The Kentucky System to Enhance Early Development (SEED) recently added three new Regional Interagency Councils to its service area to enhance services and supports for children with mental health needs. SEED, a program administered by the Department for Behavioral Health, Developmental and Intellectual Disabilities (BHDID) in the Cabinet for Health and Family Services (CHFS), has added the Gateway, FIVCO and Bluegrass East regions to its service area.

Last year, SEED entered into a $9 million, six-year cooperative agreement with the federal government to further address the mental health needs of young children and began serving the Jefferson, Salt River and Bluegrass regions.
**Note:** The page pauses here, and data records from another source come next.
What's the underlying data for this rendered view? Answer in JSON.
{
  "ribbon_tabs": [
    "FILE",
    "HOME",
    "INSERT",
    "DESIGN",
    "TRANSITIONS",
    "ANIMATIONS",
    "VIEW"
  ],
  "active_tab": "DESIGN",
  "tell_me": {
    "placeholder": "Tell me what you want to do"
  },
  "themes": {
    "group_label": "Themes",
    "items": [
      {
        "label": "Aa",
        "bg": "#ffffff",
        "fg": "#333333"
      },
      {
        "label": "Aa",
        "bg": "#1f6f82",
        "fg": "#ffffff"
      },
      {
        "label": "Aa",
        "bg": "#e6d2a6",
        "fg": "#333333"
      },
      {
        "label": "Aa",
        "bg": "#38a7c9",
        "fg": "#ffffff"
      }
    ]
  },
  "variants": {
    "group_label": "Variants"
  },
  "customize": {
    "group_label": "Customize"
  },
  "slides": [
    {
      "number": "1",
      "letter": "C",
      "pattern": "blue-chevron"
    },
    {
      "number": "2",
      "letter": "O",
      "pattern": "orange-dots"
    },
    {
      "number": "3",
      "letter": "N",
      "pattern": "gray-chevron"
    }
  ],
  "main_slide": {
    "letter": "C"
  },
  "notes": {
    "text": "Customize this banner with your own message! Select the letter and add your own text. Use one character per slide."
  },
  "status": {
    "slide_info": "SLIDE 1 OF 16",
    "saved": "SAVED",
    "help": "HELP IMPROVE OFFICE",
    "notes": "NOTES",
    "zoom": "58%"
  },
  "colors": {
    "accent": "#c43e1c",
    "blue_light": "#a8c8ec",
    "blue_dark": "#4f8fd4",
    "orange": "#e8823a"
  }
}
The goal of the program is to enhance the existing service delivery system to better meet the social, emotional and behavioral needs of children from birth to age 5 and their families by increasing access to high-quality integrated services and supports in communities across Kentucky.

“SEED is helping expand our services to more children across Kentucky, making sure they are getting the care they need and their unique talents and abilities are being nurtured,” said CHFS Secretary Janie Miller. “We are focused on enhancing existing services and, ultimately, helping our young people thrive in their communities.”

The agreement with the Substance Abuse and Mental Health Services Administration (SAMHSA) supports the state’s nationally recognized work in developing systems of care for children with mental health and substance abuse issues and their families and gives the program the opportunity to expand to more regions.

“We are extremely pleased with the development of SEED and the expansion of our capabilities,” said BHDID Commissioner Stephen Hall. “We truly believe the system of care approach provides the best, most complete array of services for children and gives them the opportunity to grow and develop into healthy individuals.”

Since 1998, Kentucky has received three awards through this federal program, totaling $25 million. Each project has allowed Kentucky the opportunity to improve and expand its system of care by focusing on different populations and geographic areas.

The most current round of funding is being used to build state and local infrastructure, and to support service expansion, training and coaching of service providers, and program evaluation. The project involves partnerships among the State Interagency Council, multiple state and local child-serving agencies and community partners, and the Kentucky Partnership for Families and Children.

A system of care is a coordinated network of community-based services and supports that are organized to meet the needs of children and youth with mental health challenges and their families. The system of care philosophy can be applied to all children and youth who are at-risk, and their families, to promote social and emotional health.